Table 1 List of critical voice fundamental metrics.

Voice biometric products

Six state-of-the-art representative voice biometric products are utilized in this work, especially five open-source research products as shown in Table 2, which is publicly accessible39. (i) The speaker recognition service in Microsoft Azure24 is a commercial cloud computing service to determine a speaker’s identity from within a group of enrolled speakers. This is a publicly accessible and mature commercial product40. (ii) 1d-CNN is short for the one dimension convolutional neural network. 1d-CNN takes waveform data as input and uses Mel-spectrogram-32 as the base feature, to which eight one-dimensional trainable convolutional layers are added for feature extraction. (iii) TDNN represents the Time Delay Neural Network26,27. TDNN takes Waveform data as input and uses Mel-spectrogram-32 as the base feature, to which a 5-layer deep one-dimensional trainable convolutional layer is added for feature extraction. (iv) ResNet-18/34 are based on Residual Networks41. ResNet uses the preprocessed Spectrogram-257 as the base feature. Four one-dimensional convolutional layers are also added on top of the base feature. ResNet-34 (34-layer) has 16 more convolutional layers (a deeper network structure) than ResNet-18 (18-layer) in the feature extraction. (v) Different from previous open-source products, AutoSpeech is an automated approach to identify the optimal CNN architecture for speaker recognition22, rather than based on a fixed network structure. AutoSpeech uses the pre-processed Spectrogram-257 as the base feature. Several convolutional layers are added on top of the base feature. The structure of the feature extraction depends on the result of the optimization search.

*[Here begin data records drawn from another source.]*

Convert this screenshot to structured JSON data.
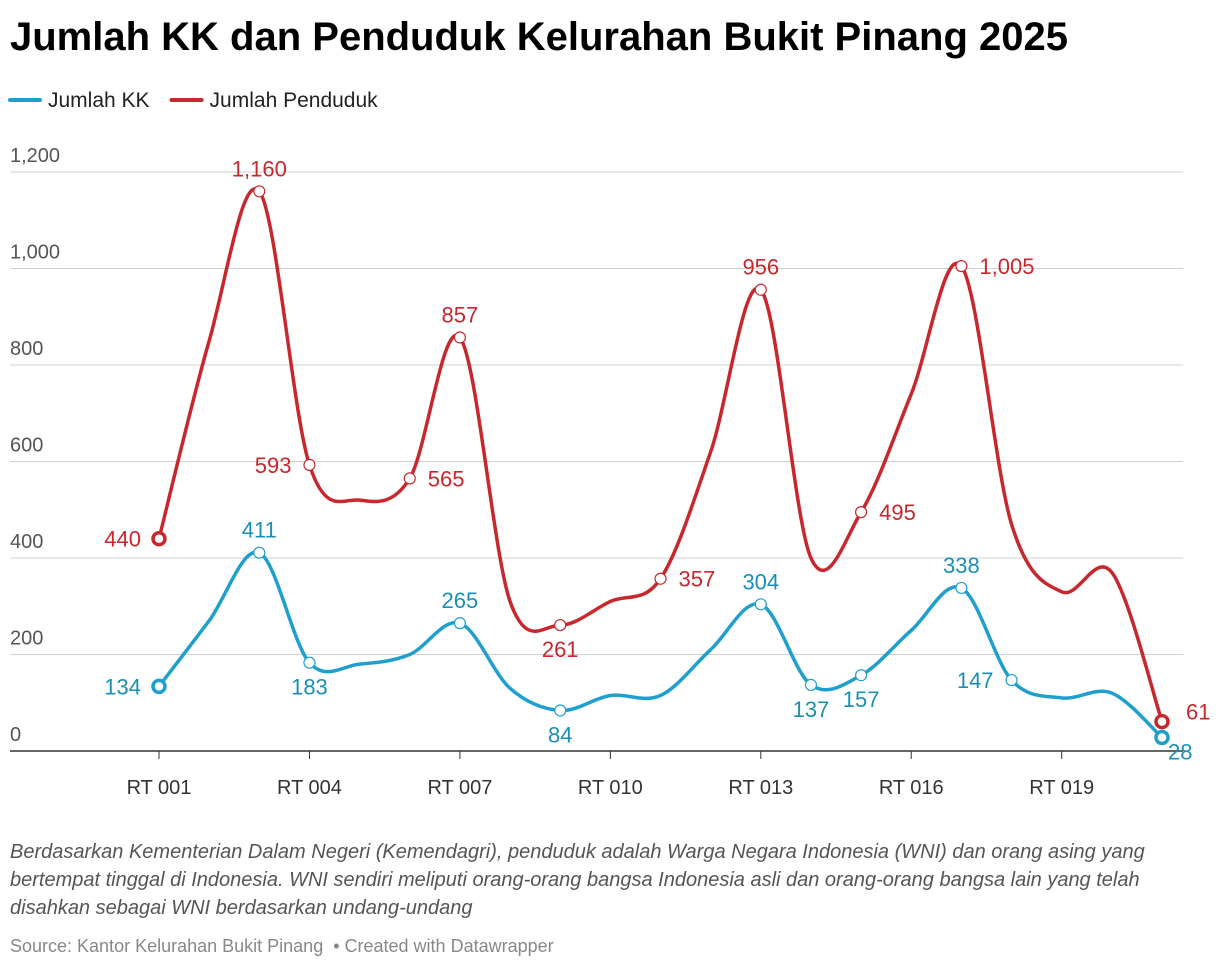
{
  "chart_data": {
    "type": "line",
    "title": "Jumlah KK dan Penduduk Kelurahan Bukit Pinang 2025",
    "categories": [
      "RT 001",
      null,
      null,
      "RT 004",
      null,
      null,
      "RT 007",
      null,
      null,
      "RT 010",
      null,
      null,
      "RT 013",
      null,
      null,
      "RT 016",
      null,
      null,
      "RT 019",
      null,
      null
    ],
    "series": [
      {
        "name": "Jumlah KK",
        "color": "#1f9fcd",
        "values": [
          134,
          270,
          411,
          183,
          180,
          200,
          265,
          130,
          84,
          115,
          115,
          210,
          304,
          137,
          157,
          250,
          338,
          147,
          110,
          120,
          28
        ],
        "value_labels": [
          "134",
          null,
          "411",
          "183",
          null,
          null,
          "265",
          null,
          "84",
          null,
          null,
          null,
          "304",
          "137",
          "157",
          null,
          "338",
          "147",
          null,
          null,
          "28"
        ]
      },
      {
        "name": "Jumlah Penduduk",
        "color": "#c7282d",
        "values": [
          440,
          850,
          1160,
          593,
          520,
          565,
          857,
          310,
          261,
          310,
          357,
          620,
          956,
          400,
          495,
          740,
          1005,
          470,
          330,
          370,
          61
        ],
        "value_labels": [
          "440",
          null,
          "1,160",
          "593",
          null,
          "565",
          "857",
          null,
          "261",
          null,
          "357",
          null,
          "956",
          null,
          "495",
          null,
          "1,005",
          null,
          null,
          null,
          "61"
        ]
      }
    ],
    "ylim": [
      0,
      1200
    ],
    "yticks": [
      0,
      200,
      400,
      600,
      800,
      {
        "value": 1000,
        "label": "1,000"
      },
      {
        "value": 1200,
        "label": "1,200"
      }
    ],
    "grid": true,
    "note": "Berdasarkan Kementerian Dalam Negeri (Kemendagri), penduduk adalah Warga Negara Indonesia (WNI) dan orang asing yang bertempat tinggal di Indonesia. WNI sendiri meliputi orang-orang bangsa Indonesia asli dan orang-orang bangsa lain yang telah disahkan sebagai WNI berdasarkan undang-undang",
    "source": "Source: Kantor Kelurahan Bukit Pinang",
    "credit": "Created with Datawrapper"
  }
}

Open-source research products working under the default settings are trained and tested on our matched dataset. For either exploration on racial or gender, we train these products with all subgroups based on the matched dataset (detailed in the “Matched dataset” section). It works in the same way as the application scenarios of mainstream voice biometrics products in real world. We perform 5-fold validation for each product. The training-testing ratio of splitting data for each fold is 7:2.

The assessments based on these products run on a workstation with the Linux system (Ubuntu 16.04) on an Nvidia Titan XP graphic card and an Nvidia RTX 2080 graphic card (CUDA version 10.1). We performed k-fold cross-validation as evaluations. The results from each individual fold of validation are averaged, and the standard deviation is calculated for each trial. Since each speaker has an average of five snippets, set k = 5 in this work. The advantage of this approach is that it reduces the effect of anomalous test data on the results and allows all data to be used for training and testing reflecting the actual condition.

Table 2 The details of open-source research products on voice biometric.


As mentioned in “Matched dataset” section, both race and gender datasets involved in results are matched to remove the effect of unbalanced training data on the results.

Table 3 Voice fundamental metrics results of racial subgroups.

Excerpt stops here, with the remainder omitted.